The details change. The geography shifts. The ethnic communities are different. The formula is identical.

Acquire authority cheaply. Lease equipment to avoid capital exposure. Recruit vulnerable labor to suppress operating costs. Obtain minimum insurance to satisfy regulatory requirements. Scale aggressively by replicating the model across multiple entities. Extract maximum revenue through deductions, fees, and falsified accounting. When enforcement catches up, close the authority and open a new one. Keep the trucks. Keep the drivers. Change the name.

Repeat until someone dies. Then repeat again.

What Breaks the Cycle

Insurance underwriting was supposed to be the filter. It failed when instant-issue policies rendered coverage trivial to obtain without scrutiny.

New-entrant safety audits were intended to serve as the filter. They failed when the volume of applications overwhelmed FMCSA’s capacity to conduct them.

ARCHI was supposed to catch reincarnated carriers at the application stage. It failed when the volume of registrations rendered screening through the process impossible.

The Truth in Leasing Act was supposed to protect drivers from predatory operators. It failed when enforcement was complaint-driven, and most victims didn’t know they had rights.

What’s left is what Secretary Duffy is doing right now: targeted, post-crash, on-terminal investigations with real consequences. Out-of-service orders. Revocations. Criminal referrals. Following the money, the corporate structure, the insurance pipeline, and the training school.

It shouldn’t take four dead Amish men in Indiana to trigger that level of scrutiny. But that’s the system we have. And until the barriers to entry actually function as barriers, the formula will continue to work for those willing to run it.

The growth model isn’t a secret.

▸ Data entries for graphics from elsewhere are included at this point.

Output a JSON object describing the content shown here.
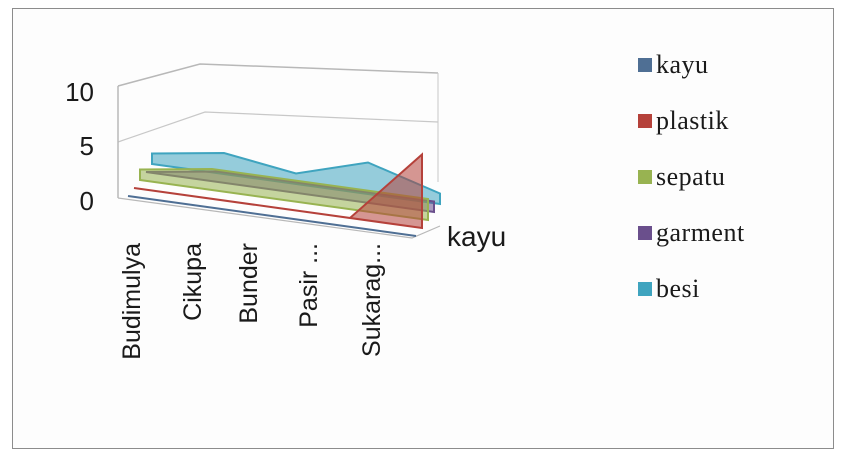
{
  "chart_data": {
    "type": "area",
    "style": "3d-surface",
    "title": "",
    "categories": [
      "Budimulya",
      "Cikupa",
      "Bunder",
      "Pasir ...",
      "Sukarag..."
    ],
    "depth_labels": [
      "kayu"
    ],
    "y_ticks": [
      "10",
      "5",
      "0"
    ],
    "ylim": [
      0,
      10
    ],
    "legend_position": "right",
    "series": [
      {
        "name": "kayu",
        "color": "#4f6f94",
        "values": [
          0,
          0,
          0,
          0,
          0
        ]
      },
      {
        "name": "plastik",
        "color": "#b5413a",
        "values": [
          0,
          0,
          0,
          0,
          7
        ]
      },
      {
        "name": "sepatu",
        "color": "#98b351",
        "values": [
          1,
          2,
          2,
          2,
          2
        ]
      },
      {
        "name": "garment",
        "color": "#6a4f8c",
        "values": [
          0,
          1,
          1,
          1,
          1
        ]
      },
      {
        "name": "besi",
        "color": "#3fa4bf",
        "values": [
          1,
          2,
          1,
          3,
          1
        ]
      }
    ]
  }
}
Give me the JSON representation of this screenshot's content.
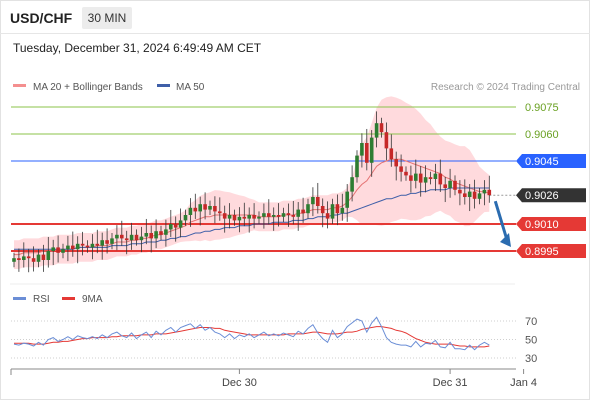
{
  "header": {
    "symbol": "USD/CHF",
    "timeframe": "30 MIN",
    "timestamp": "Tuesday, December 31, 2024 6:49:49 AM CET"
  },
  "legend": {
    "ma20": "MA 20 + Bollinger Bands",
    "ma50": "MA 50",
    "copyright": "Research © 2024 Trading Central",
    "rsi": "RSI",
    "rsi_ma": "9MA"
  },
  "colors": {
    "bullish": "#2e7d32",
    "bearish": "#c62828",
    "bollinger_fill": "#ffcdd2",
    "ma20": "#e57373",
    "ma50": "#3f5fa8",
    "resistance": "#8bc34a",
    "current": "#2962ff",
    "support": "#e53935",
    "last_price_bg": "#333333",
    "arrow": "#2b6cb0",
    "rsi_line": "#6b8ed6",
    "rsi_ma_line": "#e53935"
  },
  "levels": [
    {
      "value": 0.9075,
      "label": "0.9075",
      "kind": "resistance"
    },
    {
      "value": 0.906,
      "label": "0.9060",
      "kind": "resistance"
    },
    {
      "value": 0.9045,
      "label": "0.9045",
      "kind": "current"
    },
    {
      "value": 0.9026,
      "label": "0.9026",
      "kind": "last"
    },
    {
      "value": 0.901,
      "label": "0.9010",
      "kind": "support"
    },
    {
      "value": 0.8995,
      "label": "0.8995",
      "kind": "support"
    }
  ],
  "chart_data": [
    {
      "type": "candlestick",
      "title": "USD/CHF 30 MIN",
      "ylim": [
        0.8985,
        0.9095
      ],
      "x_ticks": [
        {
          "index": 46,
          "label": "Dec 30"
        },
        {
          "index": 89,
          "label": "Dec 31"
        },
        {
          "index": 104,
          "label": "Jan 4"
        }
      ],
      "close": [
        0.8991,
        0.899,
        0.8992,
        0.8991,
        0.8989,
        0.8993,
        0.899,
        0.8995,
        0.8997,
        0.8994,
        0.8996,
        0.8998,
        0.8996,
        0.8999,
        0.8998,
        0.8997,
        0.8999,
        0.8998,
        0.9001,
        0.8999,
        0.9002,
        0.9004,
        0.9002,
        0.9001,
        0.9004,
        0.9001,
        0.9003,
        0.9005,
        0.9002,
        0.9006,
        0.9004,
        0.9007,
        0.901,
        0.9008,
        0.9012,
        0.9015,
        0.9019,
        0.9017,
        0.9021,
        0.9018,
        0.902,
        0.9017,
        0.9016,
        0.9013,
        0.9015,
        0.9012,
        0.9014,
        0.9013,
        0.9015,
        0.9013,
        0.9014,
        0.9016,
        0.9014,
        0.9015,
        0.9014,
        0.9016,
        0.9015,
        0.9014,
        0.9018,
        0.9016,
        0.9021,
        0.9025,
        0.902,
        0.9016,
        0.9013,
        0.9021,
        0.9016,
        0.9019,
        0.9028,
        0.9036,
        0.9048,
        0.9055,
        0.9044,
        0.9058,
        0.9066,
        0.9061,
        0.9052,
        0.9046,
        0.9042,
        0.9039,
        0.9037,
        0.9034,
        0.9038,
        0.9033,
        0.9036,
        0.9035,
        0.9038,
        0.9032,
        0.903,
        0.9034,
        0.9029,
        0.9027,
        0.9025,
        0.9028,
        0.9024,
        0.9027,
        0.9029,
        0.9026
      ],
      "ma20": [
        0.8993,
        0.8993,
        0.8994,
        0.8994,
        0.8994,
        0.8994,
        0.8995,
        0.8995,
        0.8995,
        0.8996,
        0.8996,
        0.8996,
        0.8996,
        0.8997,
        0.8997,
        0.8997,
        0.8997,
        0.8998,
        0.8998,
        0.8998,
        0.8999,
        0.9,
        0.9,
        0.9,
        0.9001,
        0.9001,
        0.9002,
        0.9002,
        0.9003,
        0.9004,
        0.9004,
        0.9005,
        0.9006,
        0.9007,
        0.9008,
        0.9009,
        0.9011,
        0.9012,
        0.9013,
        0.9014,
        0.9014,
        0.9015,
        0.9015,
        0.9015,
        0.9015,
        0.9015,
        0.9015,
        0.9015,
        0.9015,
        0.9015,
        0.9014,
        0.9014,
        0.9014,
        0.9014,
        0.9014,
        0.9015,
        0.9015,
        0.9015,
        0.9016,
        0.9016,
        0.9017,
        0.9018,
        0.9018,
        0.9018,
        0.9018,
        0.9019,
        0.9019,
        0.902,
        0.9022,
        0.9025,
        0.9029,
        0.9032,
        0.9034,
        0.9038,
        0.9042,
        0.9044,
        0.9045,
        0.9046,
        0.9046,
        0.9046,
        0.9045,
        0.9044,
        0.9043,
        0.9042,
        0.9041,
        0.904,
        0.9039,
        0.9038,
        0.9036,
        0.9035,
        0.9033,
        0.9032,
        0.9031,
        0.903,
        0.9029,
        0.9028,
        0.9028,
        0.9027
      ],
      "ma50": [
        0.8996,
        0.8996,
        0.8996,
        0.8996,
        0.8996,
        0.8996,
        0.8996,
        0.8996,
        0.8996,
        0.8996,
        0.8996,
        0.8996,
        0.8996,
        0.8997,
        0.8997,
        0.8997,
        0.8997,
        0.8997,
        0.8997,
        0.8997,
        0.8998,
        0.8998,
        0.8998,
        0.8998,
        0.8999,
        0.8999,
        0.8999,
        0.9,
        0.9,
        0.9,
        0.9001,
        0.9001,
        0.9002,
        0.9002,
        0.9003,
        0.9003,
        0.9004,
        0.9005,
        0.9005,
        0.9006,
        0.9006,
        0.9007,
        0.9007,
        0.9008,
        0.9008,
        0.9008,
        0.9009,
        0.9009,
        0.9009,
        0.901,
        0.901,
        0.901,
        0.901,
        0.9011,
        0.9011,
        0.9011,
        0.9011,
        0.9012,
        0.9012,
        0.9012,
        0.9013,
        0.9013,
        0.9014,
        0.9014,
        0.9014,
        0.9015,
        0.9015,
        0.9016,
        0.9016,
        0.9017,
        0.9018,
        0.9019,
        0.902,
        0.9021,
        0.9022,
        0.9023,
        0.9024,
        0.9024,
        0.9025,
        0.9026,
        0.9026,
        0.9027,
        0.9027,
        0.9028,
        0.9028,
        0.9029,
        0.9029,
        0.9029,
        0.9029,
        0.903,
        0.903,
        0.903,
        0.903,
        0.903,
        0.903,
        0.903,
        0.903,
        0.903
      ]
    },
    {
      "type": "line",
      "title": "RSI",
      "ylim": [
        25,
        75
      ],
      "y_ticks": [
        30,
        50,
        70
      ],
      "series": [
        {
          "name": "RSI",
          "values": [
            45,
            44,
            46,
            45,
            43,
            47,
            44,
            50,
            52,
            48,
            50,
            53,
            50,
            54,
            52,
            51,
            53,
            51,
            55,
            52,
            56,
            58,
            54,
            52,
            57,
            51,
            55,
            58,
            52,
            59,
            55,
            60,
            63,
            58,
            63,
            65,
            67,
            62,
            66,
            60,
            63,
            58,
            56,
            52,
            56,
            51,
            55,
            53,
            56,
            52,
            55,
            58,
            54,
            56,
            54,
            57,
            55,
            53,
            59,
            56,
            62,
            66,
            57,
            51,
            47,
            60,
            52,
            56,
            64,
            68,
            72,
            70,
            58,
            68,
            74,
            64,
            52,
            47,
            45,
            44,
            44,
            42,
            48,
            42,
            46,
            45,
            49,
            42,
            41,
            47,
            40,
            40,
            39,
            44,
            39,
            44,
            47,
            44
          ]
        },
        {
          "name": "9MA",
          "values": [
            46,
            46,
            46,
            46,
            45,
            45,
            45,
            46,
            47,
            47,
            48,
            48,
            49,
            50,
            51,
            51,
            52,
            52,
            52,
            52,
            53,
            53,
            54,
            54,
            54,
            54,
            55,
            55,
            55,
            56,
            56,
            56,
            57,
            58,
            59,
            60,
            61,
            62,
            63,
            63,
            63,
            62,
            62,
            60,
            59,
            58,
            57,
            56,
            55,
            55,
            55,
            55,
            55,
            55,
            55,
            55,
            56,
            56,
            56,
            56,
            57,
            58,
            58,
            57,
            56,
            56,
            56,
            57,
            58,
            58,
            59,
            61,
            62,
            63,
            64,
            64,
            63,
            62,
            60,
            59,
            57,
            54,
            51,
            49,
            47,
            46,
            45,
            45,
            45,
            45,
            44,
            43,
            43,
            42,
            42,
            42,
            42,
            43
          ]
        }
      ]
    }
  ]
}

It’s barely even a strategy. It’s just math: minimize your costs, maximize your revenue, externalize your risks onto drivers, insurers, and the general public, and move fast enough that enforcement can’t keep up.

The people driving these operations know something is wrong. They feel it in their settlement statements. They see it when the truck they’re driving has a different company name on the door than the one on their lease agreement. They understand it when they’re told to keep driving after the ELD shows they should be in a bunk.

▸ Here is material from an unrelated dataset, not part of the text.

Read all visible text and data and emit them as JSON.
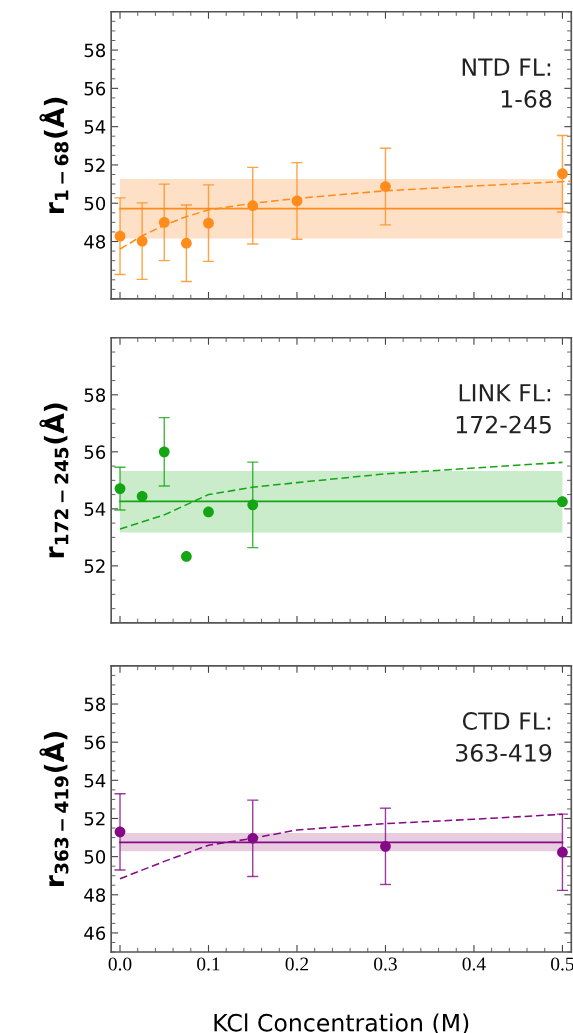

They keep driving because the alternatives are worse, they have families, and someone promised them a chance to own their own truck and the American dream.

The American dream doesn’t usually end on State Road 67 in Jay County, Indiana, with the coroner documenting multiple blunt force trauma injuries on four men who were just riding in a van on a Tuesday afternoon.

But this one did. As with Richard Hutchinson Wright, Danny Tiner, and many other drivers, the driver is often the one left bearing justice-related consequences, while the carrier closes and the owners move on with their lives and a pile of money.